Article Tatouage Mag N°84 : Pierre-Gilles Romieu
Le 23/06/2015 | Mis à jour le 08/10/2015 Salons : Avignon, Tatoueur :
L'artiste découvre aussi une nouvelle famille, notamment à l'occasion de voyages à l'étranger en tant que guest. « En allant à Montréal ou à Philadelphie, je me suis rendu compte que nous, les tatoueurs, sommes tous pareils. Dans la manière de vivre, de penser... On se comprend toujours, malgré les barrières de langage ! » Et pour faire partie du clan tattoo, pas nécessairement besoin d'avoir commencé à piquer ses copains dès l'école primaire. « Chacun arrive au tatouage à sa manière, il n'y a pas de route tracée. Je n'avais pas de passion dévorante pour le tatouage, c'était plus un changement de support pour moi, mais elle est venue après. Et puis, le vécu d'une personne, tout ce qu'elle a pu faire avant, apporte des choses au tatouage ».

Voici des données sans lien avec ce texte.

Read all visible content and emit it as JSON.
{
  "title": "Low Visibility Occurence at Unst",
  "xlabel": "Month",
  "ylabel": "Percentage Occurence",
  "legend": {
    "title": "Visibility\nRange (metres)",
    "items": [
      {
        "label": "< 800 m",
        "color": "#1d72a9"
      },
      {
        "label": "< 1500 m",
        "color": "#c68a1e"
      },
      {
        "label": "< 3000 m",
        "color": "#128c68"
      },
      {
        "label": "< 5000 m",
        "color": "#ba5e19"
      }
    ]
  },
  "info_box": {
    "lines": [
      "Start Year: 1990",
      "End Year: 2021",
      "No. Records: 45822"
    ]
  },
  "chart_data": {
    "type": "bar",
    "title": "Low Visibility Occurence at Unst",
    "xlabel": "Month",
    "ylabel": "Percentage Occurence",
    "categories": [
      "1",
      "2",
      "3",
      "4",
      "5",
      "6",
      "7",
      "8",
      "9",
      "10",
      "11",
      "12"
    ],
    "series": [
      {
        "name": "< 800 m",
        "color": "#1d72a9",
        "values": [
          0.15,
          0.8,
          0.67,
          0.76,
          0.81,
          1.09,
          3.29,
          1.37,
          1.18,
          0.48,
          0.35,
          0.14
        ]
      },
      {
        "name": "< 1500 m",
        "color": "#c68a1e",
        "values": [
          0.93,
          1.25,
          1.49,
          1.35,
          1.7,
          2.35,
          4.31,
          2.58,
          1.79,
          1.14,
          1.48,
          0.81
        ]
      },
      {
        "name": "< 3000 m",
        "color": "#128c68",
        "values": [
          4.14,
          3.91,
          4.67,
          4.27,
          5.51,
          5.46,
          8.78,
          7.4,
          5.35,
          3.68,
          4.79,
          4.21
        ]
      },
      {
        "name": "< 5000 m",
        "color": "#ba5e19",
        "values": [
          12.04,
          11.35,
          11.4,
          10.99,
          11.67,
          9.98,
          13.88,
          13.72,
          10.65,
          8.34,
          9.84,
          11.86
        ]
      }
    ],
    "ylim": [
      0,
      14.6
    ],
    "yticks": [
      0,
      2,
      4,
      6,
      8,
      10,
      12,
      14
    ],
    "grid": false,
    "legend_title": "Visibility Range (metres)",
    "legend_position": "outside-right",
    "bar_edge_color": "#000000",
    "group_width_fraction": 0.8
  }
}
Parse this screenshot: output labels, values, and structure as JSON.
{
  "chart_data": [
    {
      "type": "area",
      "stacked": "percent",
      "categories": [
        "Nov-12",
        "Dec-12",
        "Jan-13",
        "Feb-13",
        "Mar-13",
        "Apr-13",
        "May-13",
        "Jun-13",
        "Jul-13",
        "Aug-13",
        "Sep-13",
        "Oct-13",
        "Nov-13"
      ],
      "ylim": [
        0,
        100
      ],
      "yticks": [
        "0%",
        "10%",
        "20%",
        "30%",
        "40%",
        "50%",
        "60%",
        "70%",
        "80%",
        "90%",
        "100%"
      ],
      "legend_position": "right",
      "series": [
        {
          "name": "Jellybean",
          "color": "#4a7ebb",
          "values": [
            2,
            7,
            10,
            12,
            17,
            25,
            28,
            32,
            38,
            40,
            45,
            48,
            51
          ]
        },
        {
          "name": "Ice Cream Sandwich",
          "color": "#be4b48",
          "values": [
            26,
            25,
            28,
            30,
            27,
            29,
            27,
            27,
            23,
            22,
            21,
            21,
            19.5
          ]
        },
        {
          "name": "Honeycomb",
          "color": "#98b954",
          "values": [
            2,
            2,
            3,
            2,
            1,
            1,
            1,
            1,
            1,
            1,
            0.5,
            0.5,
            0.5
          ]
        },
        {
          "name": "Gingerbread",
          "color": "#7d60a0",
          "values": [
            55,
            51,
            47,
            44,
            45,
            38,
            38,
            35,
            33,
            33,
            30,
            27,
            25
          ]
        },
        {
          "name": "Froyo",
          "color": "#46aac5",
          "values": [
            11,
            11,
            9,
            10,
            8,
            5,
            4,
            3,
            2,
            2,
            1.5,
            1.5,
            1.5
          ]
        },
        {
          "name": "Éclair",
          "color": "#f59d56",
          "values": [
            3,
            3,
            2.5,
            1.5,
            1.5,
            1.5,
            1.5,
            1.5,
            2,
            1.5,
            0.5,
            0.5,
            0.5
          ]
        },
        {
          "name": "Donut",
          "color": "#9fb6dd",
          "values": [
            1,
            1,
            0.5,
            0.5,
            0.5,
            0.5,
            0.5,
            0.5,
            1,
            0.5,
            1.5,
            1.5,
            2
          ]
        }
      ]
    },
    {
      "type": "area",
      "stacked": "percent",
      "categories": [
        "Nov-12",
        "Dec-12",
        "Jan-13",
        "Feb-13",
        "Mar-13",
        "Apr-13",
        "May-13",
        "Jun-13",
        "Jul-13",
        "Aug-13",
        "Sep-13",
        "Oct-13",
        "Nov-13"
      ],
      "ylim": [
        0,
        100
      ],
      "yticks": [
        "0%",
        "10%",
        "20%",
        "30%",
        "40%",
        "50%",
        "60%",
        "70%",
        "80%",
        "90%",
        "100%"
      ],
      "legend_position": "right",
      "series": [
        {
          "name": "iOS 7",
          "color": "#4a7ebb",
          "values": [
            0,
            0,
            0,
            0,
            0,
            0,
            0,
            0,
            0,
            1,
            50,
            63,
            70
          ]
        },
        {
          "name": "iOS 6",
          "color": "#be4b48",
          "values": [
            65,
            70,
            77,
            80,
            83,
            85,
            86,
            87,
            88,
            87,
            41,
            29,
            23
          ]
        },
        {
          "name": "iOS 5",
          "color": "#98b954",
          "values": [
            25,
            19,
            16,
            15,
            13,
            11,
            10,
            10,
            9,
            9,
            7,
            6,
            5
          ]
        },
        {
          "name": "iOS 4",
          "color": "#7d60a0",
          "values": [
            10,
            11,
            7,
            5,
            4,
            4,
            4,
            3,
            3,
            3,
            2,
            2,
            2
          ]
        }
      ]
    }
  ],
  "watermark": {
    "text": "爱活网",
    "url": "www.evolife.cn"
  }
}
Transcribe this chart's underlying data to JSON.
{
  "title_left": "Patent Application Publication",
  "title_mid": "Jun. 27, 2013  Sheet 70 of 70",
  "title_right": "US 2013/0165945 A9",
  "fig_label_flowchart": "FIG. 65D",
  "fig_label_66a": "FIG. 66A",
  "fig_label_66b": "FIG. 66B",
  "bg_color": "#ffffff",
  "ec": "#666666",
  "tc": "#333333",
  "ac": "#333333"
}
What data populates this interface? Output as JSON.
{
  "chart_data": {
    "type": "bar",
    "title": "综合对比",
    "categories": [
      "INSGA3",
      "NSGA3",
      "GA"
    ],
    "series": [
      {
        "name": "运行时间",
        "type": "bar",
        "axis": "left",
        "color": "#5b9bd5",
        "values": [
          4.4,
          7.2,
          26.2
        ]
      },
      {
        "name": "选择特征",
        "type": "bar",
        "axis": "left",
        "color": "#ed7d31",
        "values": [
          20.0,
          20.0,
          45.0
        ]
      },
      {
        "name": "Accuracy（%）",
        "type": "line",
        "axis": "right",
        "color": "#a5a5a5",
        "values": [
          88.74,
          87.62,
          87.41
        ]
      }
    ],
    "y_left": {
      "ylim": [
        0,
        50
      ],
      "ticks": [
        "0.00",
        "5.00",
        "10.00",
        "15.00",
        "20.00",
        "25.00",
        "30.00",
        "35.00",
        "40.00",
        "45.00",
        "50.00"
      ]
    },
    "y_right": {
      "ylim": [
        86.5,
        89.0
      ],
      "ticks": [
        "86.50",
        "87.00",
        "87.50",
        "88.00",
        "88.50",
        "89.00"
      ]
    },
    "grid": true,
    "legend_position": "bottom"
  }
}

En 2006, il intègre donc le Graphicaderme d'Orange à plein temps. Epaulé par son mentor David Coste, l'apprenti se perfectionne dans la vallée du Rhône, deux ans durant, tout en gardant cette patte qui lui est propre. « Mon style de dessin n'a pas beaucoup évolué, j'essaie d'y rester fidèle. Mais dès qu'on est en contact avec les autres tatoueurs, on évolue quand même forcément. Depuis trois ans, je travaille au Graphicaderme d'Avignon avec Steven et Gilbert, des super tatoueurs, et je baigne dans la culture tattoo. J'ai aussi eu la chance d'aller aux conventions de Paris, Belfort, Lyon, Toulouse, etc. C'est là qu'on découvre qui fait quoi, quels sont les styles... C'est comme dans d'autres domaines : il y a les gens qui créent un style, d'autres qui en poussent un à fond... »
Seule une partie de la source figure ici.